Jackie, three-time Olympic gold medal winner who would become one of the all-time greats in women’s heptathlon and long jump, thought she was good at track and field from the moment she and her sister signed up at the community centre. She had long legs and could jump high. Of course she was good, the nine-year-old reasoned. ‘My first race, I finished last,’ she told me. ‘That challenged me to really continue to run. Then some of my friends made the relay team. I wanted to be on the relay team but I was number six or seven. So I just set my sights on trying to improve a tenth of a second if I was running or half an inch if I was jumping. That was to let me know I was getting better, that the work I was doing was paying off.

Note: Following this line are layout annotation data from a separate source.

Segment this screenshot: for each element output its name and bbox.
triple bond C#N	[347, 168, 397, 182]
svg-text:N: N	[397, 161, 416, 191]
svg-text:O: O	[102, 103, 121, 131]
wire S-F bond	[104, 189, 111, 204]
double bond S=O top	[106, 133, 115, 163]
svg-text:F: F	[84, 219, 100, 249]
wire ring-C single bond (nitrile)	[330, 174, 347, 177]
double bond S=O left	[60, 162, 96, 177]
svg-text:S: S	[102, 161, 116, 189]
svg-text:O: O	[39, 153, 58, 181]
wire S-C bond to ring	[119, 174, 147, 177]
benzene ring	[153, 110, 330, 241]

‘I didn’t really know what a track looked like, because we ran in a park, and we ran on cinder. This park had just one big dirt track around. The coaches told us it was about 400 metres, but as we got older we realised it was like 1,200. When you’re younger they can pull that stuff on you. I could never finish the lap, and I was like, wow! So the goal was to try to go one lap around without stopping. All this started at the age of nine. It wasn’t until I was 14 when I saw the 1976 Olympic Games on television that I saw girls doing what I was trying to do. That’s the first time I ever saw girls or women on TV doing sports. I thought, “Maybe I will go to the Olympics one day.”

‘It was really the idea of being on television that most attracted me. For real! I had to get on TV and it seemed like everyone was talking about the Olympics. Our coaches told us to watch. I saw sprinter Evelyn Ashford [win gold]. I saw Nadia Comaneci who was the same age as me earn a perfect score. At that time I was like, “I’m going to be a gymnast, too.”’

The gymnast fantasy came and went, but Jackie’s dedication to track and field held firm. Although Jackie didn’t know if she could ever be good enough to get to the Olympics, even imagining the possibility motivated her. Besides, hanging out at the community centre and doing sports got her away from home, which she found hugely appealing. Mostly, however, she just wanted to see whether hard work would continue to yield progress. ‘I practised hard, and the results were coming. It took me a while to get out of last place and then sixth place, but the placement didn’t matter to me because I saw my times improving.’

It didn’t take long for people to start recognising Jackie’s potential. ‘People would say, “You’re gifted. You’re talented.” But I really didn’t know what all that meant. I was kind of rough in those days. I would fight another girl because she was seeing my friend’s boyfriend – all kinds of crazy stuff that would get me into trouble. One day the Assistant Principal pulled me off a girl I was fighting and said, “Get up to my office.” When he got there he told me, “You know, we expect better things out of you.” I’ll never forget that. It was like, wow, people see some greatness in me.’

That helped Jackie decide to commit to her training in a serious way. ‘I remember telling my girlfriends when I was in junior high school that I was going to go to the Olympics. They thought I was crazy. From that day on I said to my friends, “No, I can’t meet with y’all.” We were basically a gang, and I just knew that wasn’t good.’

As luck would have it, her school started complying with Title IX, legislation guaranteeing girls the same access to sports as boys, which had been enacted four years earlier, just in the nick of time for Jackie. ‘My first year in high school, which would have been my sophomore year, we couldn’t practise until 6:30 p.m. after the boys finished their practice. My mom, who was really strict, wasn’t going for that. I’m going to come home and then go back up to the school and practise? She wasn’t feeling that at all. My mom was just going to pull me out of sports altogether because her philosophy was that I had to be home before the streetlights came on. Then the coaches started pushing the Title IX issue because they said that wasn’t right. From there, they changed it so that we could practise before the boys. That made a big difference.